In Argentinien war die Zahl der täglich gemeldeten Neuinfektionen von 20 000 im April auf bis zu 40 000 im Mai gestiegen. Seither pendelt sie nur wenig unterhalb der 30 000er-Marke. Im gleichen Zeitraum hat sich die Zahl der täglich gemeldeten Todesfälle auf rund 600 verdoppelt. Auch wenn die Kurve der Neuinfizierten seit einigen Tagen nach unten zeigt, ist noch keine Entwarnung in Sicht. Allein am Mittwoch wurden 648 registriert. Damit stieg die Gesamtzahl der Todesfälle in Zusammenhang mit der Viruserkrankung auf 87 231.

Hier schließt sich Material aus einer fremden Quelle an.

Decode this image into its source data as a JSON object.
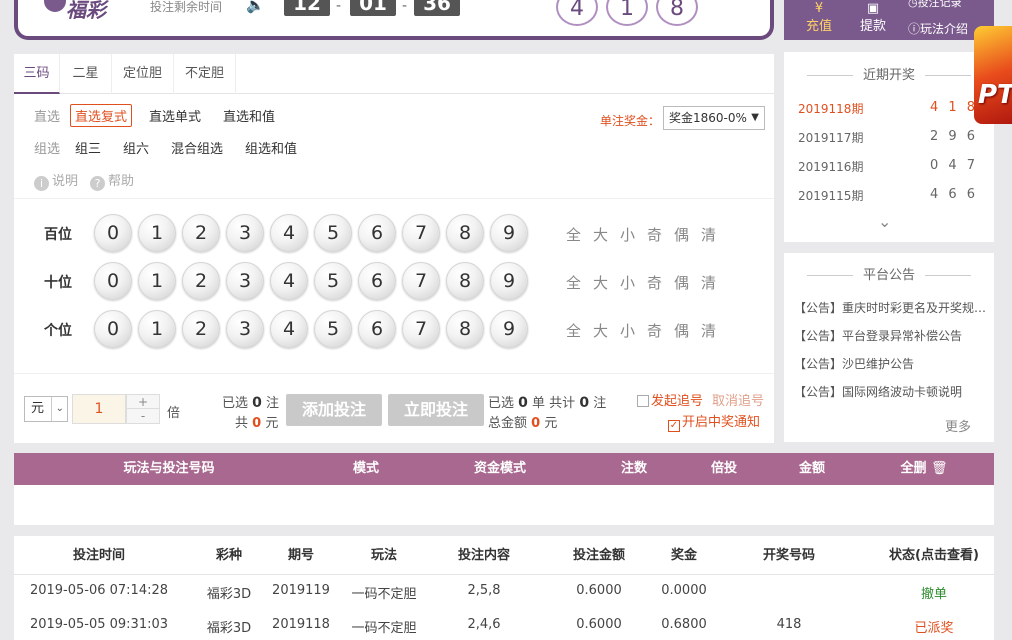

»Ich ziehe zehn Prozent mehr Arme 100 000 Corona-Toten vor«, hatte Alberto Fernández im April 2020 gesagt. Damals stieß die Aussage des argentinischen Präsidenten auf breite Zustimmung in der Bevölkerung und die Regierung verhängte einen der längsten Lockdowns weltweit. Mit flankierenden Maßnahmen wurde versucht, die finanziellen Verluste vor allem der unteren Einkommensschichten aufzufangen. Zudem wurden den Unternehmen Lohnzuschüsse gewährt. Gut ein Jahr später ist die soziale Akzeptanz vor allem für wirtschaftliche Restriktionen weitgehend verschwunden. Inzwischen sind rund sechs Millionen Argentinier*innen zusätzlich in die Armut abgerutscht und in einigen Tagen wird die traurige Schwelle der 100 000 Corona-Toten überschritten werden. Fernández’ Formel »Gesundheit geht vor Wirtschaft« folgt kaum noch jemand. Viele haben kein regelmäßiges Einkommen. Die Hälfte der Ökonomie ist informell. Die Menschen müssen arbeiten. Trotz der nach wie vor alarmierenden Zahlen hat die Regierung die pandemiebedingten Restriktionen erst vor wenigen Tagen stark gelockert.

Der Präsident hat auch in Sachen Vakzine eine Bringschuld. Im November vergangenen Jahres hatte er verkündet, dass bis Ende Februar 13 der 45 Millionen Argentinier*innen geimpft sein werden und so eine weitere Infektionswelle verhindert werde. Mitte Juni sieht die Realität anders aus. Nur 13,4 Millionen Argentinier*innen wurde bisher eine Dosis verabreicht. Und nur 3,5 Millionen haben beide Dosen erhalten. Der Anteil der Geimpften an der Bevölkerung beträgt knapp 30 Prozent, der doppelt Geimpften 7,7 Prozent.

Dabei hatte die Regierung bis zum Ende des vergangenen Jahres Verträge über die Lieferung von rund 60 Millionen Impfdosen ausgehandelt. Doch von Anfang an gab es Lieferprobleme, vor allem bei Astrazeneca. Der Impfstoff sollte in Argentinien hergestellt, in Mexiko abgefüllt und millionenfach im ersten Quartal des Jahres eingesetzt werden. Tatsächlich aber ist die Auslieferung erst vor gut drei Wochen angelaufen.

Hätte sich die Regierung nicht rasch und erfolgreich um den russischen Impfstoff Sputnik V bemüht, müsste das geplante Impfprogramm um Monate nach hinten verschoben werden. Inzwischen wird auch das russische Vakzin in Argentinien hergestellt. Bei vielen Argentinier*innen ist aber noch immer offen, wann sie die notwendige zweite Dosis erhalten. Erst diese senkt wesentlich das Risiko einer Infektion und schützt vor allem fast sicher vor einem schweren Verlauf der Covid-19-Erkrankung.